If you used rc-update, make sure you put them in default, not boot. The NIC needs to be up before you bring the pppoe up.

----------

## whitesuit

I put them in /etc/modules.autoload.d/kernel-2.6 as the manual says it should be put.

Is there a better way ?

----------

## madchaz

I'm sorry, I wasn't clear. 

How do you start pppoe? Is it started as a service?

----------

## whitesuit

I start it exactly as i do in the livecd, using pppoe-start in a root shell. I don`t understand why this happens. I already tried installing with the livecd`s kernel but it`s the same problem. Maybe it`s something with that particular version of rp-pppoe ?

----------

## madchaz

When it times out, what error does it give you, if any?

Is eth0 the only NIC you have?

----------

## whitesuit

 *Quote:*   

> When it times out, what error does it give you, if any?

 

only .........TIMED OUT

 *Quote:*   

> Is eth0 the only NIC you have?

 

Yes.

----------

## whitesuit

It showed me this a couple of times:

# pppoe-start

................TIMED OUT

/usr/sbin/pppoe-start: line 198:  8321 Terminated              $CONNECT <(echo "$CONFREAD") >/dev/null 2>&1 

my problem seems similar to this: https://forums.gentoo.org/viewtopic-t-455270-highlight-pppoestart.html

----------

## madchaz

Do you have the same errors in your logs?
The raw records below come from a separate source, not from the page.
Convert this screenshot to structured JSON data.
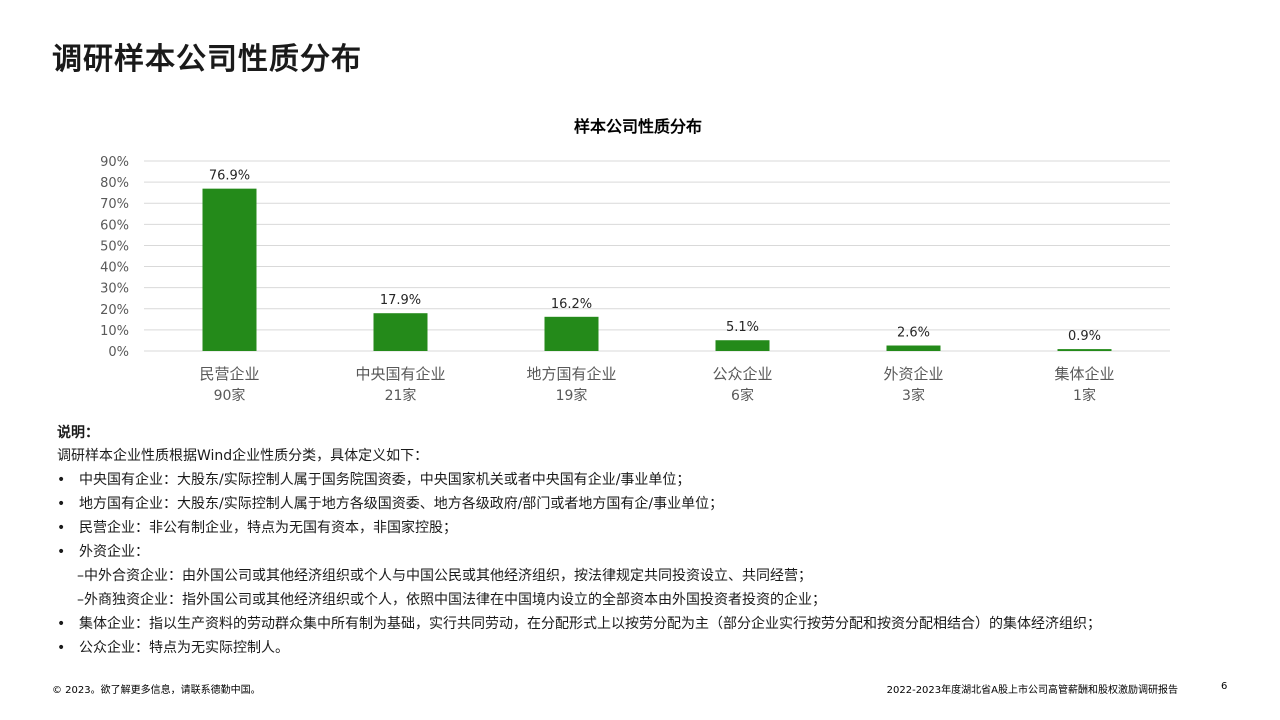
{
  "page": {
    "title": "调研样本公司性质分布"
  },
  "chart_data": {
    "type": "bar",
    "title": "样本公司性质分布",
    "categories": [
      "民营企业",
      "中央国有企业",
      "地方国有企业",
      "公众企业",
      "外资企业",
      "集体企业"
    ],
    "counts": [
      "90家",
      "21家",
      "19家",
      "6家",
      "3家",
      "1家"
    ],
    "values": [
      76.9,
      17.9,
      16.2,
      5.1,
      2.6,
      0.9
    ],
    "value_labels": [
      "76.9%",
      "17.9%",
      "16.2%",
      "5.1%",
      "2.6%",
      "0.9%"
    ],
    "yticks": [
      "0%",
      "10%",
      "20%",
      "30%",
      "40%",
      "50%",
      "60%",
      "70%",
      "80%",
      "90%"
    ],
    "ylim": [
      0,
      90
    ],
    "xlabel": "",
    "ylabel": "",
    "grid": true,
    "legend": "none",
    "bar_color": "#248a1a",
    "grid_color": "#d9d9d9"
  },
  "notes": {
    "heading": "说明：",
    "intro": "调研样本企业性质根据Wind企业性质分类，具体定义如下：",
    "bullet_symbol": "•",
    "items": [
      {
        "type": "bullet",
        "text": "中央国有企业：大股东/实际控制人属于国务院国资委，中央国家机关或者中央国有企业/事业单位；"
      },
      {
        "type": "bullet",
        "text": "地方国有企业：大股东/实际控制人属于地方各级国资委、地方各级政府/部门或者地方国有企/事业单位；"
      },
      {
        "type": "bullet",
        "text": "民营企业：非公有制企业，特点为无国有资本，非国家控股；"
      },
      {
        "type": "bullet",
        "text": "外资企业："
      },
      {
        "type": "sub",
        "text": "–中外合资企业：由外国公司或其他经济组织或个人与中国公民或其他经济组织，按法律规定共同投资设立、共同经营；"
      },
      {
        "type": "sub",
        "text": "–外商独资企业：指外国公司或其他经济组织或个人，依照中国法律在中国境内设立的全部资本由外国投资者投资的企业；"
      },
      {
        "type": "bullet",
        "text": "集体企业：指以生产资料的劳动群众集中所有制为基础，实行共同劳动，在分配形式上以按劳分配为主（部分企业实行按劳分配和按资分配相结合）的集体经济组织；"
      },
      {
        "type": "bullet",
        "text": "公众企业：特点为无实际控制人。"
      }
    ]
  },
  "footer": {
    "copyright": "© 2023。欲了解更多信息，请联系德勤中国。",
    "report_title": "2022-2023年度湖北省A股上市公司高管薪酬和股权激励调研报告",
    "page_number": "6"
  }
}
Try posting the errors you get there. 

Other then that, I would suggest a re-compile of the kernel, making sure you enabled all the PPPoE settings and disabled IPv6 unless you really need it.

----------

## Roman_Gruber

hi,

have you entered your adsl acount: user name, user password

There are certain conf. files in /etc for ppp

e.g. for a chap authentification, you have to enter your: user name, user password to 

/etc/ppp/chap-secrets

i personally use the command pptp command, which works fine for me.
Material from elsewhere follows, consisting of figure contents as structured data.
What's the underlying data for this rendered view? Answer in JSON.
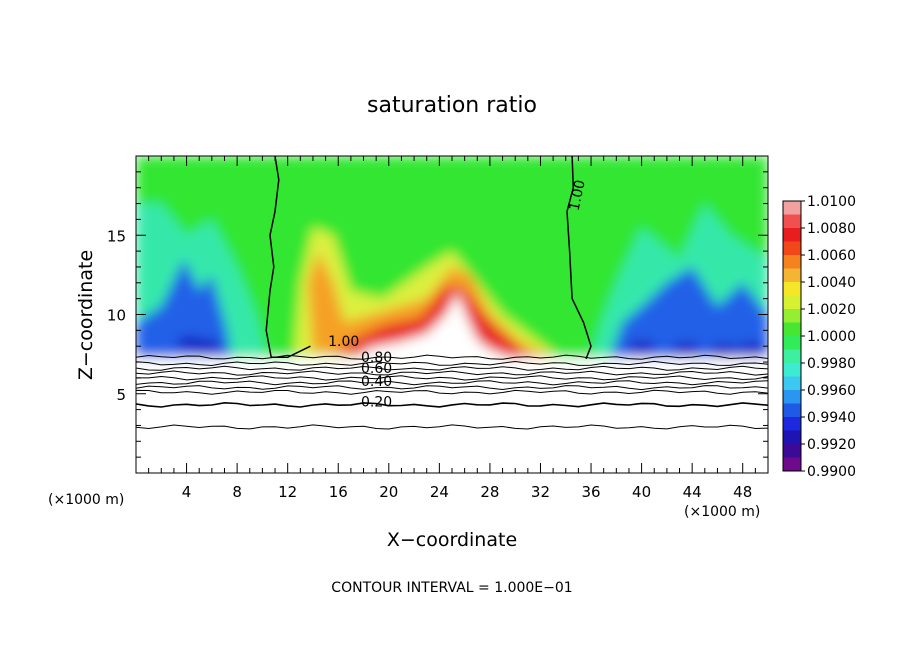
{
  "chart_data": {
    "type": "heatmap",
    "title": "saturation ratio",
    "xlabel": "X−coordinate",
    "ylabel": "Z−coordinate",
    "x_unit_left": "(×1000 m)",
    "x_unit_right": "(×1000 m)",
    "footer": "CONTOUR INTERVAL = 1.000E−01",
    "xlim": [
      0,
      50
    ],
    "ylim": [
      0,
      20
    ],
    "x_ticks": [
      {
        "value": 4,
        "label": "4"
      },
      {
        "value": 8,
        "label": "8"
      },
      {
        "value": 12,
        "label": "12"
      },
      {
        "value": 16,
        "label": "16"
      },
      {
        "value": 20,
        "label": "20"
      },
      {
        "value": 24,
        "label": "24"
      },
      {
        "value": 28,
        "label": "28"
      },
      {
        "value": 32,
        "label": "32"
      },
      {
        "value": 36,
        "label": "36"
      },
      {
        "value": 40,
        "label": "40"
      },
      {
        "value": 44,
        "label": "44"
      },
      {
        "value": 48,
        "label": "48"
      }
    ],
    "y_ticks": [
      {
        "value": 5,
        "label": "5"
      },
      {
        "value": 10,
        "label": "10"
      },
      {
        "value": 15,
        "label": "15"
      }
    ],
    "colorbar": {
      "min": 0.99,
      "max": 1.01,
      "labels": [
        "1.0100",
        "1.0080",
        "1.0060",
        "1.0040",
        "1.0020",
        "1.0000",
        "0.9980",
        "0.9960",
        "0.9940",
        "0.9920",
        "0.9900"
      ],
      "colors": [
        "#f2a0a0",
        "#f05050",
        "#e81e1e",
        "#f04818",
        "#f5821e",
        "#f5b432",
        "#f5e628",
        "#d7f032",
        "#96ee32",
        "#46e632",
        "#32eb5a",
        "#3cf0a0",
        "#3cebd2",
        "#3cc8f0",
        "#2a96f0",
        "#1e5ae6",
        "#1e28dc",
        "#1e14b4",
        "#3c0a96",
        "#6e0a8c"
      ]
    },
    "fill_regions": [
      {
        "name": "field",
        "color": "#32e632"
      },
      {
        "name": "cyan-left",
        "color": "#36e8aa"
      },
      {
        "name": "blue-left",
        "color": "#2060e8"
      },
      {
        "name": "cyan-right",
        "color": "#36e8aa"
      },
      {
        "name": "blue-right",
        "color": "#2060e8"
      },
      {
        "name": "yellow-zone",
        "color": "#dcf040"
      },
      {
        "name": "orange-zone",
        "color": "#f5a028"
      },
      {
        "name": "red-zone",
        "color": "#e82828"
      },
      {
        "name": "white-zone",
        "color": "#ffffff"
      }
    ],
    "contour_labels": [
      {
        "text": "1.00",
        "x": 35.0,
        "y": 16.5
      },
      {
        "text": "1.00",
        "x": 15.2,
        "y": 8.0
      },
      {
        "text": "0.80",
        "x": 17.8,
        "y": 7.0
      },
      {
        "text": "0.60",
        "x": 17.8,
        "y": 6.3
      },
      {
        "text": "0.40",
        "x": 17.8,
        "y": 5.5
      },
      {
        "text": "0.20",
        "x": 17.8,
        "y": 4.2
      }
    ],
    "contour_lines": [
      {
        "level": "1.00",
        "points": [
          [
            11.0,
            20.0
          ],
          [
            11.3,
            18.5
          ],
          [
            11.0,
            16.5
          ],
          [
            10.6,
            15.0
          ],
          [
            10.9,
            13.0
          ],
          [
            10.6,
            11.5
          ],
          [
            10.3,
            9.0
          ],
          [
            10.7,
            7.3
          ],
          [
            12.0,
            7.3
          ],
          [
            13.8,
            8.0
          ]
        ]
      },
      {
        "level": "1.00",
        "points": [
          [
            34.5,
            20.0
          ],
          [
            34.6,
            18.0
          ],
          [
            34.1,
            16.5
          ],
          [
            34.3,
            14.0
          ],
          [
            34.5,
            11.0
          ],
          [
            35.4,
            9.5
          ],
          [
            36.0,
            8.0
          ],
          [
            35.6,
            7.2
          ]
        ]
      }
    ],
    "horizontal_contours": [
      7.3,
      6.9,
      6.6,
      6.3,
      6.0,
      5.7,
      5.4,
      5.1,
      4.3,
      2.9
    ]
  }
}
what i do, do establish a connection over a 510 adsl ethernet modem from thompson

dhcpcd eth1                      .. gives me a ip address

route del default               ..  kills the default route

pptp 10.0.0.138                 .. make a tunnel over 10.0.0.138 (standard ip address of a thompson modem)

its a good advice to use the logging console to see, what the system is doing.

----------